To what degree has the process of granting routine extensions of H1B and L-1 visas changed over the course of your career?
Over the past 30 years, since I have been practising, US immigration laws and policies have changed and are constantly in a state of flux. However, dramatic changes have occurred in the past two years. A “simple” H1B extension is now subject to an intensive and gruelling review. Notices of intent to deny (NOIDs) and requests for evidence (RFEs) on previously approved petitions are the new normal.
What factors have led to the increasing numbers of NOIDs and notices of intent to revoke (NOIRs)?
The Trump administration, and the signing of the April 2017 Buy American Hire American Executive Order, have resulted in ever-increasing NOIDs and NOIRs. The entire attitude of the USCIS, top down, has completely changed as well.
What impact is the increased quantity of work having on corporate immigration lawyers and the profession?
Overall most attorneys, paralegals and support staff are overworked and demoralised with the increased workload and the onslaught of RFEs, NOIDs, NOIRs and denials. Most practise because they want to help people in a positive manner, and the hard work resulting in denials, disheartens them. It is an unhealthy, toxic and stressful environment for many immigration lawyers and their staff, with the policies and processes changing with little or no notice.
The number of student visas has dropped considerably in recent years. What advice do you give to universities and students currently navigating the US immigration system?
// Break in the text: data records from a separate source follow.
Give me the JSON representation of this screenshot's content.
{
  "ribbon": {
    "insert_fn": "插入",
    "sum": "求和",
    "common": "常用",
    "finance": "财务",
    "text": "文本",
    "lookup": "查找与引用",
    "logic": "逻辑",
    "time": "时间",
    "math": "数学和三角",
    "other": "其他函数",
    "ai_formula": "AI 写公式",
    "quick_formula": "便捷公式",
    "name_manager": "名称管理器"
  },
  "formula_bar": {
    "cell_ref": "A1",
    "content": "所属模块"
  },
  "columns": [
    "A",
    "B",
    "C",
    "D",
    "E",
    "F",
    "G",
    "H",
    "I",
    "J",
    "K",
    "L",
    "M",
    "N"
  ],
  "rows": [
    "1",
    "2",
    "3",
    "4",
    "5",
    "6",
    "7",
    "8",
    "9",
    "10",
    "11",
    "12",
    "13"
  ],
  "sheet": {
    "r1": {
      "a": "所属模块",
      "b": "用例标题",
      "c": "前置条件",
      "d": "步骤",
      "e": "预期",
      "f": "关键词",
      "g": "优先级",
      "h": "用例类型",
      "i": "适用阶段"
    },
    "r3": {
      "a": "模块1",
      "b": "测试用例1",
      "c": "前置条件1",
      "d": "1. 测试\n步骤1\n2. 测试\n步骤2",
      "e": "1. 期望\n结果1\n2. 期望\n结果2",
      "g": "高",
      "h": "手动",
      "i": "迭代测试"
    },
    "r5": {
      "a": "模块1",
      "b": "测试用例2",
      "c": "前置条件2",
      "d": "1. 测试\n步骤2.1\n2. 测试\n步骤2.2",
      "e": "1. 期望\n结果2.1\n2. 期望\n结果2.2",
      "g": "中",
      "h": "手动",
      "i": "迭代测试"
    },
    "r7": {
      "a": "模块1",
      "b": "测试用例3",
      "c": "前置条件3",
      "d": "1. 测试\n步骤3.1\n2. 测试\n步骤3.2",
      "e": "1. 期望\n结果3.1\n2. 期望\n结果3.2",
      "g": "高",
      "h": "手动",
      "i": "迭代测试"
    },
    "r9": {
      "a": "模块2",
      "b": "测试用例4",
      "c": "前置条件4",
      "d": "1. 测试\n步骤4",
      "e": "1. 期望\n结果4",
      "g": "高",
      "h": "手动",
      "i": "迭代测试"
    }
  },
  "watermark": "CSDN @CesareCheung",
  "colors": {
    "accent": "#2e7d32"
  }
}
It is a tough and unusual climate since the rules are in a state of flux – particularly for universities and students. Although there is a risk in waiting, since you may lose valuable time, some are choosing to wait it out to see if things will improve. The lawsuits and challenges by universities and students to the current polices of the administration will likely yield positive results, since a majority of the policies violate existing law and regulations. The UCSIS’s strict polices for F-1 OPT and F-1 CPT students is a dramatic change from prior administrations.
To what extent have immigration authorities expanded their focus to include high-skilled professionals, particularly in the technology industry?
The USCIS is heavily targeting IT professionals and the IT industry in general, especially those working at third-party client sites. Fraud Detection and National Security (FDNS) officers are going to client worksites, knocking on doors of H1B employers and emailing H1B employees, to look for any mismatch in the information, in order to revoke previously approved petitions. They are also looking to investigate and determine that there is employer fraud in the H1B process, even when none may exist.
What advice would you give to younger corporate immigration lawyers hoping to one day be in your position?
Hang in there! Believe that you are on the right side of the law. Today we have dark clouds but things will get better. Immigration law is one of the most gratifying and fulfilling areas of law because of the deep and meaningful impact we can each have on the lives of so many families that we are each so privileged to represent. Do not forget that by helping US employers attract highly skilled global talent, we are helping the US economy and making American stronger. To bring it full circle, when the foreign national employees send money back to their home countries, to assist their families living abroad, we are enriching the global community by helping families, in deep and meaningful ways that we may not even be aware of. So do not lose faith. Hang in there!